ROS detection in atpB, atpE, and atpF silenced cotton plants
To determine the functions of atpB, atpE and atpF, gene-silenced recombinant vectors were constructed, the recombinant plasmids were transformed into Agrobacterium tumefaciens GV3101, and cotton cotyledons were injected to obtain atpB, atpE, and atpF silenced cotton plants. The plants whose expression decreased the most were selected (Fig. 3).

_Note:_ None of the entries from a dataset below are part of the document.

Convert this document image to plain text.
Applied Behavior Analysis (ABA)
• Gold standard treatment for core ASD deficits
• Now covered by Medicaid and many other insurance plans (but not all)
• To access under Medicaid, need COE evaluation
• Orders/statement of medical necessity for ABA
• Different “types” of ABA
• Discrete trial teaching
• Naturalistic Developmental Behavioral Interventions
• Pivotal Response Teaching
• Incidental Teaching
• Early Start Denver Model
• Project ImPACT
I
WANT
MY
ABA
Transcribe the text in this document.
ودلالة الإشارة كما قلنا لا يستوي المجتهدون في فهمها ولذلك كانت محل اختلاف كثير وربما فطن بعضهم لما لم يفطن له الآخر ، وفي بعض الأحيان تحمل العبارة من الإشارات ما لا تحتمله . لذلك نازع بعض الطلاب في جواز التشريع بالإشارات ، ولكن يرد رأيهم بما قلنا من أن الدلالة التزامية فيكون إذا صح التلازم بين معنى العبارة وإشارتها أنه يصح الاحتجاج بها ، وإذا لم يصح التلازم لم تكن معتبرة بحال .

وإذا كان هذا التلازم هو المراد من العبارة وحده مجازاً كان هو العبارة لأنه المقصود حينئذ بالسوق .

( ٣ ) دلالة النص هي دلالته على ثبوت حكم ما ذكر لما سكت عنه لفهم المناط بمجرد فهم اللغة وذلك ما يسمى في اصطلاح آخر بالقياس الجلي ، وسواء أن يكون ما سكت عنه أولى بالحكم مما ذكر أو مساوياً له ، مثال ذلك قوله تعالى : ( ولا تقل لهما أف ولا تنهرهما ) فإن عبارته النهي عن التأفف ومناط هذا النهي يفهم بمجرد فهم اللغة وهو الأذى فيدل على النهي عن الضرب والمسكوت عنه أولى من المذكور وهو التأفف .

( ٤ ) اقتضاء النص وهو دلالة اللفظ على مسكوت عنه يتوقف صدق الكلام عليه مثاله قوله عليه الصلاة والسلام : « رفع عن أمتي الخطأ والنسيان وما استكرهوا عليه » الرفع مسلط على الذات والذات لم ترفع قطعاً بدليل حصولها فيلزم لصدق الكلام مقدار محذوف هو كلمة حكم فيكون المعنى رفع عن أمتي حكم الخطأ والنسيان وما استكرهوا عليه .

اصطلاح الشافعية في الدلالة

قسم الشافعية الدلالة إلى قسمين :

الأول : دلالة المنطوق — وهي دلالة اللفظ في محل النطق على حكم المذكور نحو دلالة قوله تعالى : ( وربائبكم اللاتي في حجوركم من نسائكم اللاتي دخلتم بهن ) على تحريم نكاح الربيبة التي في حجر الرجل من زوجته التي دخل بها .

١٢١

Using negative control plants with an empty pTRV2 vector, after 15 days of silencing, the cotton leaves were stained with Nitrotetrazolium blue chloride (NBT) and 3,3'-diaminobenzidine (DAB), and the ROS content of the silenced plants was determined (Fig. 3a-c). The results showed that the accumulation of O2−• of the leaves of the atpE and atpF silenced plants was increased significantly compared to that of the negative control plants (Fig. 3b). There was no significant difference in H2O2 between the experimental group and the control group (Fig. 3c).
The results of the determination of 1O2 in leaves showed that the fluorescence color of leaves from plants silenced by atpE and atpF was deeper compared with the negative control, indicating significant accumulation of 1O2 (Fig. 4). There was no difference in the ROS content between the atpB silenced cotton plants and the control plants.